Труп стукнулся головой о бетонную плиту, давным-давно брошенную строителями, почти вросшую в землю. Глухой звук неприятно резанул по нервам.
– Ну и что теперь делать? – спросил Гусев. – Расстрелять зачинщиков? Ведь они, козлы, самосуд устроили.
– Погодь, командир, не пори горячку, – посоветовал один из комодов. – Но на будущее орлов наших стоит предупредить: еще раз – и к стенке.
– В особый отдел надо докладывать, – вздохнул Павел. – Вони будет…
– Доложить нужно, – согласились с ним. – Хотя особист один хрен уже все знает.
– То-то и оно. Натворили делов… млин!
На общем построении Гусев предупредил: виновных в самосуде будет передавать в особый отдел. Пусть там решают.

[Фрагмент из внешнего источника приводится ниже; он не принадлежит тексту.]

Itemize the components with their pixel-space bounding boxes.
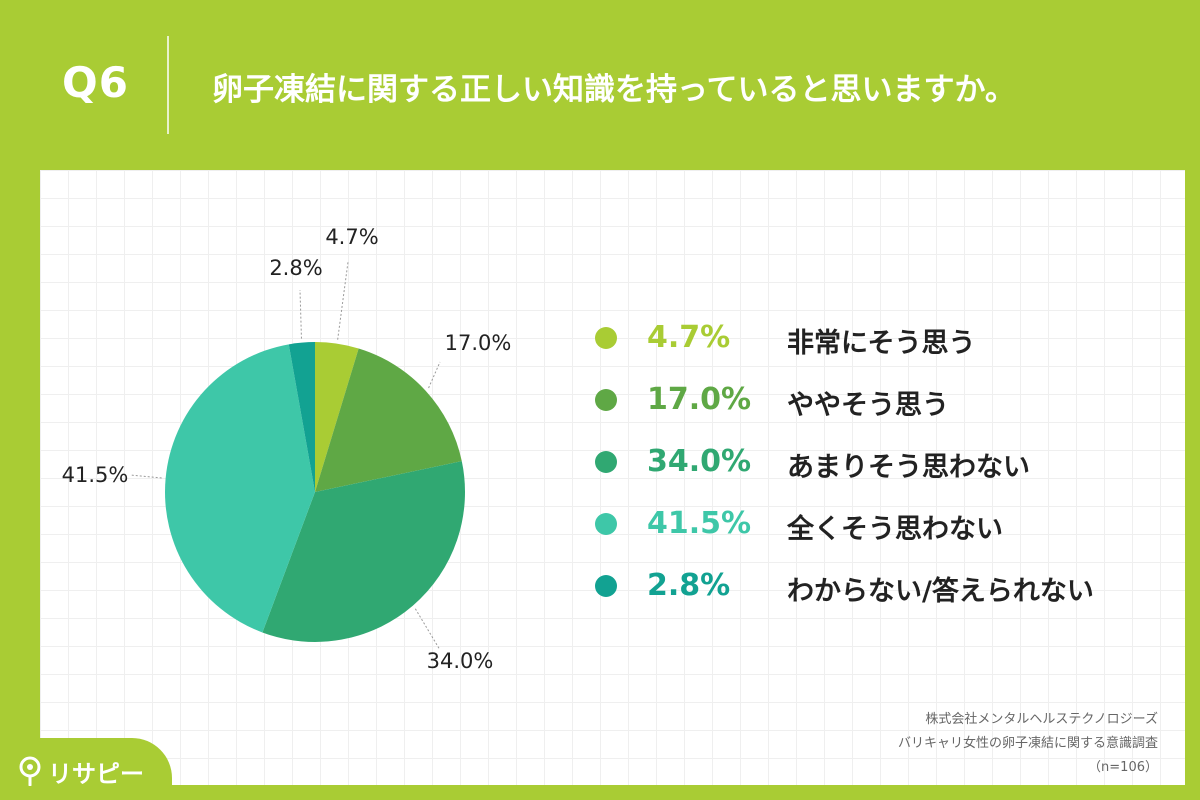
legend-label: ややそう思う xyxy=(787,390,949,421)
legend-label: 全くそう思わない xyxy=(787,514,1003,545)
map-pin-icon xyxy=(19,756,41,786)
leader-line xyxy=(129,474,162,479)
legend-percent: 4.7% xyxy=(647,320,731,355)
leader-line xyxy=(414,608,441,651)
legend-percent: 41.5% xyxy=(647,506,752,541)
slice-label: 41.5% xyxy=(62,463,129,487)
legend-swatch xyxy=(595,513,617,535)
legend-swatch xyxy=(595,389,617,411)
legend-label: わからない/答えられない xyxy=(787,576,1094,607)
legend-percent: 2.8% xyxy=(647,568,731,603)
leader-line xyxy=(299,289,302,339)
slice-label: 4.7% xyxy=(325,225,378,249)
slice-label: 34.0% xyxy=(427,649,494,673)
pie-slice xyxy=(315,342,359,492)
header: Q6 卵子凍結に関する正しい知識を持っていると思いますか。 xyxy=(0,0,1200,170)
legend-percent: 34.0% xyxy=(647,444,752,479)
legend-percent: 17.0% xyxy=(647,382,752,417)
brand-logo: リサピー xyxy=(0,738,172,800)
pie-slice xyxy=(315,348,462,492)
leader-line xyxy=(337,261,349,340)
slice-label: 2.8% xyxy=(269,256,322,280)
legend-label: あまりそう思わない xyxy=(787,452,1030,483)
question-title: 卵子凍結に関する正しい知識を持っていると思いますか。 xyxy=(212,72,1016,108)
source-sample-size: （n=106） xyxy=(1088,760,1158,775)
pie-slice xyxy=(165,344,315,633)
slice-label: 17.0% xyxy=(445,331,512,355)
legend-label: 非常にそう思う xyxy=(787,328,976,359)
source-company: 株式会社メンタルヘルステクノロジーズ xyxy=(925,712,1158,727)
legend-swatch xyxy=(595,451,617,473)
question-number: Q6 xyxy=(62,58,129,107)
legend-swatch xyxy=(595,327,617,349)
source-note: 株式会社メンタルヘルステクノロジーズ バリキャリ女性の卵子凍結に関する意識調査 … xyxy=(898,708,1158,780)
leader-line xyxy=(428,361,441,389)
pie-slice xyxy=(288,342,315,492)
header-divider xyxy=(167,36,169,134)
pie-slice xyxy=(262,461,466,642)
legend-swatch xyxy=(595,575,617,597)
logo-text: リサピー xyxy=(48,760,144,788)
source-survey: バリキャリ女性の卵子凍結に関する意識調査 xyxy=(897,736,1158,751)
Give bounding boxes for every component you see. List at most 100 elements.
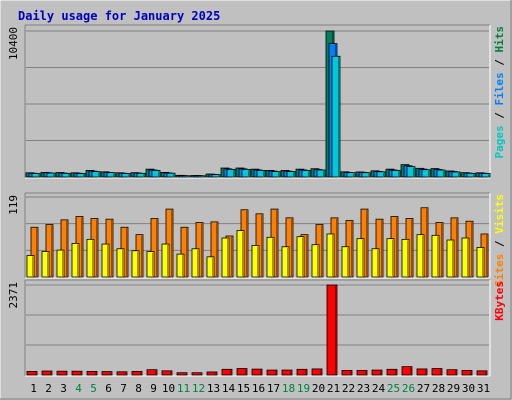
bar-visits-day-13 xyxy=(210,221,219,278)
x-tick-label-day-29: 29 xyxy=(447,382,460,395)
x-tick-label-day-20: 20 xyxy=(312,382,325,395)
x-tick-label-day-31: 31 xyxy=(477,382,490,395)
bar-pages-day-24 xyxy=(376,171,386,178)
bar-visits-day-11 xyxy=(180,226,189,278)
bar-pages-day-10 xyxy=(166,172,176,178)
bar-pages-day-26 xyxy=(406,166,416,178)
bar-sites-day-11 xyxy=(176,253,185,278)
x-tick-label-day-26: 26 xyxy=(402,382,415,395)
bar-sites-day-31 xyxy=(476,247,485,278)
bar-pages-day-3 xyxy=(61,172,71,178)
x-tick-label-day-6: 6 xyxy=(105,382,112,395)
bar-kbytes-day-16 xyxy=(251,368,263,376)
bar-sites-day-28 xyxy=(431,234,440,278)
bar-pages-day-20 xyxy=(316,169,326,178)
bar-pages-day-21 xyxy=(331,55,341,178)
chart-panels: 10400 Pages / Files / Hits 119 Sites / Visi… xyxy=(7,24,506,377)
x-tick-label-day-24: 24 xyxy=(372,382,386,395)
x-tick-label-day-9: 9 xyxy=(150,382,157,395)
x-tick-label-day-23: 23 xyxy=(357,382,370,395)
bar-kbytes-day-9 xyxy=(146,369,158,376)
bar-sites-day-7 xyxy=(116,248,125,278)
bar-kbytes-day-6 xyxy=(101,371,113,376)
x-tick-label-day-15: 15 xyxy=(237,382,250,395)
bar-sites-day-18 xyxy=(281,246,290,278)
bar-pages-day-27 xyxy=(421,169,431,178)
bar-kbytes-day-12 xyxy=(191,372,203,376)
bar-pages-day-29 xyxy=(451,171,461,178)
bar-sites-day-23 xyxy=(356,238,365,278)
bar-kbytes-day-26 xyxy=(401,366,413,376)
bar-pages-day-31 xyxy=(481,173,491,178)
bar-pages-day-4 xyxy=(76,173,86,178)
bar-sites-day-21 xyxy=(326,233,335,278)
bar-sites-day-6 xyxy=(101,243,110,278)
bar-pages-day-8 xyxy=(136,172,146,178)
bar-visits-day-24 xyxy=(375,218,384,278)
bar-kbytes-day-18 xyxy=(281,369,293,376)
bar-kbytes-day-17 xyxy=(266,369,278,376)
x-tick-label-day-13: 13 xyxy=(207,382,220,395)
x-tick-label-day-7: 7 xyxy=(120,382,127,395)
bar-sites-day-3 xyxy=(56,249,65,278)
bar-kbytes-day-31 xyxy=(476,370,488,376)
y-max-label: 119 xyxy=(7,195,20,215)
bar-pages-day-25 xyxy=(391,170,401,178)
bar-sites-day-8 xyxy=(131,250,140,278)
bar-pages-day-30 xyxy=(466,172,476,178)
bar-pages-day-17 xyxy=(271,171,281,178)
x-tick-label-day-17: 17 xyxy=(267,382,280,395)
bar-visits-day-1 xyxy=(30,226,39,278)
bar-kbytes-day-15 xyxy=(236,368,248,376)
x-tick-label-day-18: 18 xyxy=(282,382,295,395)
bar-pages-day-18 xyxy=(286,171,296,178)
bar-kbytes-day-5 xyxy=(86,370,98,376)
bar-kbytes-day-8 xyxy=(131,370,143,376)
bar-pages-day-9 xyxy=(151,170,161,178)
bar-pages-day-6 xyxy=(106,172,116,178)
bar-pages-day-5 xyxy=(91,171,101,178)
series-legend-label: Pages / Files / Hits xyxy=(493,26,506,159)
panel-visits-sites: 119 Sites / Visits xyxy=(7,192,506,287)
bar-kbytes-day-19 xyxy=(296,368,308,376)
bar-visits-day-10 xyxy=(165,208,174,278)
bar-visits-day-9 xyxy=(150,218,159,278)
bar-sites-day-17 xyxy=(266,236,275,278)
bar-pages-day-1 xyxy=(31,173,41,178)
bar-pages-day-7 xyxy=(121,173,131,178)
legend-part: / xyxy=(493,234,506,254)
legend-part: Sites xyxy=(493,254,506,287)
x-tick-label-day-21: 21 xyxy=(327,382,340,395)
bar-sites-day-24 xyxy=(371,248,380,278)
panel-hits-files-pages: 10400 Pages / Files / Hits xyxy=(7,24,506,179)
bar-kbytes-day-29 xyxy=(446,369,458,376)
bar-visits-day-2 xyxy=(45,224,54,278)
x-tick-label-day-22: 22 xyxy=(342,382,355,395)
bar-sites-day-30 xyxy=(461,237,470,278)
x-tick-label-day-30: 30 xyxy=(462,382,475,395)
bar-sites-day-12 xyxy=(191,248,200,278)
bar-pages-day-15 xyxy=(241,169,251,178)
legend-part: / xyxy=(493,106,506,126)
x-tick-label-day-3: 3 xyxy=(60,382,67,395)
bar-pages-day-23 xyxy=(361,172,371,178)
bar-pages-day-28 xyxy=(436,169,446,178)
bar-kbytes-day-11 xyxy=(176,372,188,376)
y-max-label: 10400 xyxy=(7,27,20,60)
bar-sites-day-26 xyxy=(401,238,410,278)
x-tick-label-day-16: 16 xyxy=(252,382,265,395)
bar-kbytes-day-25 xyxy=(386,368,398,376)
series-legend-label: KBytes xyxy=(493,281,506,321)
legend-part: Hits xyxy=(493,26,506,53)
bar-sites-day-9 xyxy=(146,251,155,278)
x-tick-label-day-8: 8 xyxy=(135,382,142,395)
legend-part: Visits xyxy=(493,194,506,234)
bar-kbytes-day-13 xyxy=(206,371,218,376)
chart-title: Daily usage for January 2025 xyxy=(18,9,220,23)
x-tick-label-day-28: 28 xyxy=(432,382,445,395)
bar-sites-day-1 xyxy=(26,255,35,278)
legend-part: KBytes xyxy=(493,281,506,321)
bar-sites-day-27 xyxy=(416,234,425,278)
legend-part: Files xyxy=(493,72,506,105)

– А еще лучше, – сказал он, – сам грохну, без суда и следствия. Мы хоть и штрафники, но не беспредельщики. Сорвался в бою – так и быть, понять можно, но после – не вздумай! Здесь не махновщина, не грабь-армия.
Штрафники – небритые, грязные и расхристанные, изобразившие подобие строя, слушали его с отсутствующим видом.
И Павел понимал их натянутое молчание. Ходящих по узкому лезвию между жизнью и смертью уже ничем не проймешь. Не боятся они, и плевать им на все.
Более того, сам вдруг ощутил неискренность своих слов, когда вспомнил расстрелянных пленных у блокпоста. Война, подлюка, и не такое с людьми делает.
– Разойдись, – скомандовал Гусев.
Когда бойцы расходились по сторонам, случайно приметил подозрительно распухшие губы у Чечелева.
Того уже успели во взводе окрестить Студентом.
– Что с лицом? – спросил Павел, прекрасно понимая: боец огреб от кого-то, и наверняка за вздорный характер.
– Упал, – хмуро ответил Чечелев.
– И долго падал? – насмешливо уточнил Гусев.
– Минут пять.
– Пять минут – немного. Будешь жить.
Лишь вечером Гусев выяснил посредством слухов и разговоров, что огреб Студент в ссоре с Боксером – еще одним штрафником, скорым на расправу. Результатом их размолвки стала потеря Чечелевым двух верхних и трех нижних зубов.
Теперь, зная Студента, приходилось опасаться еще и за жизнь Боксера.
«Впрочем, что за нее опасаться? – устало думал Павел, оставшийся один и решивший прикорнуть, пока есть возможность. – Рано или поздно каждый получит свою плюху от этой войны».
Гусев в этом ни капли не сомневался.